School district apologizes for giving students bald spots during random drug testing
Drug testing has gone awry in one school district.
At the beginning of each school year, parents of middle and high school students in Phillipsburg, Kan., sign consent forms for their children to be tested for drugs at random. If they don’t agree, the students can’t participate in sports or other extracurricular activities.
But what the parents didn’t consent to was having large chunks of their kids’ hair shaved off.
“The spot was the size of a quarter in the back of her head,” Jeanette Anderson told Yahoo Lifestyle of the hair sample taken from her 18-year-old daughter, Chantel. “She was about in tears when she told us about it. It was upsetting because it happened to her, but she also saw it happen to other kids and that was upsetting to her too.”
Hair follicles for drug testing are typically taken from multiple places on the head so that no bald spot will be visible.
“This lady that did it — I don’t think she had a heart,” Chantel’s father, Brian Anderson, said. “She drove from Topeka up here, so that’s about four hours of driving. And when she got here all she wanted to do was go buzz, buzz, buzz and be done and turn around and go back home.”
The hair loss was particularly devastating to Chantel because she’s a survivor of pediatric brain cancer, which affected her pituitary gland, causing her parents to monitor her stress levels closely. Her hair is also very thin and takes such a long time to grow that she’s only had a couple of haircuts in the past 15 years.
“Where they took it, if she stands up and walks away from you, you can see that bald spot,” Brian said.
Mike Gower, the school superintendent for USD 325, apologized to the Andersons right away. He told local news station KSNW that the schools would no longer use the drug testing company Compliance One. (Neither Gower nor Compliance One have returned Yahoo Lifestyle’s calls requesting comment.)
Gower also said he plans to put new rules in place to regulate who is present during the testing. “We’ll make sure someone is in there, not only the parent but an employee,” he said. “We don’t just want the testing person from the company” to be in the room alone with the student.
The policy of random drug testing using hair follicles, which detects drug use going back as far as 90 days, will remain in place in the district. School officials believe that random testing deters drug use.
But the American Academy of Pediatrics has said that there is little evidence to back up this theory. And while a Supreme Court ruling in 2002 made it possible for schools to test students participating in extracurricular activities, the American Civil Liberties Union opposes the practice.

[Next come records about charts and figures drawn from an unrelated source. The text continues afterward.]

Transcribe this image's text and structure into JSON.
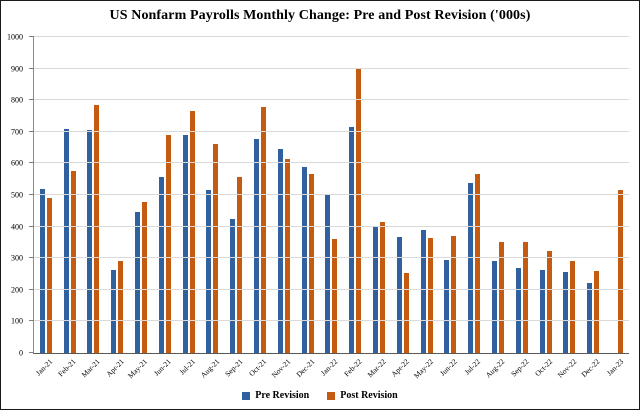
{
  "chart_data": {
    "type": "bar",
    "title": "US Nonfarm Payrolls Monthly Change: Pre and Post Revision ('000s)",
    "categories": [
      "Jan-21",
      "Feb-21",
      "Mar-21",
      "Apr-21",
      "May-21",
      "Jun-21",
      "Jul-21",
      "Aug-21",
      "Sep-21",
      "Oct-21",
      "Nov-21",
      "Dec-21",
      "Jan-22",
      "Feb-22",
      "Mar-22",
      "Apr-22",
      "May-22",
      "Jun-22",
      "Jul-22",
      "Aug-22",
      "Sep-22",
      "Oct-22",
      "Nov-22",
      "Dec-22",
      "Jan-23"
    ],
    "series": [
      {
        "name": "Pre Revision",
        "color": "#31609E",
        "values": [
          520,
          710,
          705,
          263,
          445,
          557,
          689,
          517,
          424,
          677,
          647,
          588,
          504,
          714,
          398,
          368,
          390,
          293,
          537,
          292,
          269,
          263,
          256,
          223,
          null
        ]
      },
      {
        "name": "Post Revision",
        "color": "#C55A11",
        "values": [
          490,
          575,
          785,
          290,
          478,
          690,
          766,
          663,
          557,
          780,
          614,
          568,
          360,
          900,
          414,
          254,
          364,
          370,
          568,
          352,
          350,
          324,
          290,
          260,
          517
        ]
      }
    ],
    "ylim": [
      0,
      1000
    ],
    "ytick_step": 100,
    "grid": true,
    "legend_position": "bottom"
  }
}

“Instead of putting up barriers like drug testing, schools should engage students in meaningful activities,” the ACLU states, citing studies that show keeping kids involved in school does deter drug use.
Despite the bad experience, Brian Anderson says he believes that schools should continue drug testing.
“I think it’s a good thing,” he says. “It just needs to be done a better way, so it’s less stressful for the kids.”